I won't rehash the Hell of 2006. What I will say instead is that the things that had once brought me pleasure--my love for the SPIDER-MAN movies--now brought pain. I couldn't watch SM1 without thinking about that time I caught him cheating and how different my life would have been if I'd stood my ground and said, "No, we can't be together like this; it's the second time within the last year that I *KNOW* about and I don't even want to know how many times you'd fooled me before." I couldn't watch SM2 without thinking, "We were so much in love that year. What happened? Was he just playing me? If he was, did I choose not to see it? Why couldn't I have seen this coming sooner?" I would try to put a DVD in, try to watch it...and couldn't get even halfway through before I had to take it out and stop crying. Even as the excitement began to build for SPIDER-MAN 3, even as I kept my own personal countdown and felt myself becoming eager and hopeful for something to just blow my mind, something inside me kept whispering, "You'll just be disappointed again. Peter's going to be a cad in this movie, and you've had way too much experience with cads this past year, and you'll hate it and walk out."

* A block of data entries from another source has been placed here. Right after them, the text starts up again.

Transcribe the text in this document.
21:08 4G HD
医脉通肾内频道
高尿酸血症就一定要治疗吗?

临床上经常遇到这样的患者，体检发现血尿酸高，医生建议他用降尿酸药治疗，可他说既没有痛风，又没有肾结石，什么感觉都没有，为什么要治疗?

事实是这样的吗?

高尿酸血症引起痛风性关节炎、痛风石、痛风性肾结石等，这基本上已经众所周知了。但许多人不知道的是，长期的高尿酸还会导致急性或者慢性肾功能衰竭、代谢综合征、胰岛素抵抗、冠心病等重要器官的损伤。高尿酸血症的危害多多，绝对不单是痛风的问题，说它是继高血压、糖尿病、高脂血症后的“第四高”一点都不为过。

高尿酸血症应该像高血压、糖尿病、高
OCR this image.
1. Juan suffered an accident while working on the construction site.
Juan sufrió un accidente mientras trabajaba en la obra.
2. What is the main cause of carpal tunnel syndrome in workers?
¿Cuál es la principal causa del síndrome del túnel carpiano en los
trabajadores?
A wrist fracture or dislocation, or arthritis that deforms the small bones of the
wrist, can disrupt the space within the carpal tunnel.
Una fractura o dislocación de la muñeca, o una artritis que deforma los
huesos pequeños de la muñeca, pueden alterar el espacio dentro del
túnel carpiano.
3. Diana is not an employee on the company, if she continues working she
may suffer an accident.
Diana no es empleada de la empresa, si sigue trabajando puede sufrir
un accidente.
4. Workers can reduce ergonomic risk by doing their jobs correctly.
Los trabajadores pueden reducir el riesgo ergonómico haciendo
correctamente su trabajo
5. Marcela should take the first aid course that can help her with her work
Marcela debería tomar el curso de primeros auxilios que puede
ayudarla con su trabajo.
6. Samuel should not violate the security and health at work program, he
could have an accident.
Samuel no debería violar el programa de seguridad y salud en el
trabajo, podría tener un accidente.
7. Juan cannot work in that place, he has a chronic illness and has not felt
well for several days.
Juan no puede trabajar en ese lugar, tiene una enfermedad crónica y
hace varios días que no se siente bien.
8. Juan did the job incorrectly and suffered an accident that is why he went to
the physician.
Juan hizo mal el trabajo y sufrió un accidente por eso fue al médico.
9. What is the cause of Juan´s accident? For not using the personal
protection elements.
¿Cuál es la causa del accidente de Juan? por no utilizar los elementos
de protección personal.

But, then, I turned a corner.
On 28 April,
bimpchildsue and I sat down to watch the new recut of SM2, SPIDER-MAN 2.1. I put it in and resolved to watch it with her no matter how it made me feel. After a few minutes, I realized that I wasn't feeling pain, or humiliation, or anger, or anything else. I was feeling...enjoyment. I was happy. Again. For the first time in months, I could truly say I was happy.
So, when I walked into SPIDER-MAN 3 for the 2359 showing on 3 May 2007, I knew that no matter what, I was going to let the emotions I feel take reign and just...feel them. And I did. And when the movie ended, I was sobbing. Not just because of the sadness of the denouement of the final fight scene, but because I felt finally free of all my grief and sorrow. I felt happy at a SPIDER-MAN movie again, and what's more, I felt happy at it without having to filter my happiness through
jcsbimp's messed up emotions.
I was laughing through tears when I called my friend (who'd once told me I could call her day, night, whatever) at 0241 on 4 May 2007. I was so happy, so bubbly, so excited, confessing that I was ridiculously unobjective about how freaking wonderful SPIDER-MAN 3 was. I rambled at length about how much I loved things, how wonderfully entertaining the Jazz Club dance scene was, etc. And then I started crying again, and I said, "I can't believe I'm still crying. I'm just so jazzed about this whole movie. It was just that good. And I'm sorry I'm a rambling mess at 0300 or whatever-the-Hell time it is there."
My friend said something that reminded me of why I love her so incredibly much. She said, "I'll gladly wake up at 3 AM to listen to you sound THIS happy anytime."
She knew what I needed to hear, and she knew why this moment of happiness meant to much to me. And that is the greatest gift I have ever received.
So, I'm not going to be objective about SPIDER-MAN 3 for a while. Try to understand. Better yet, go see it and don't sit there and analyze it. Just go with the emotions it generates within you. You'll have the best time ever. Trust me.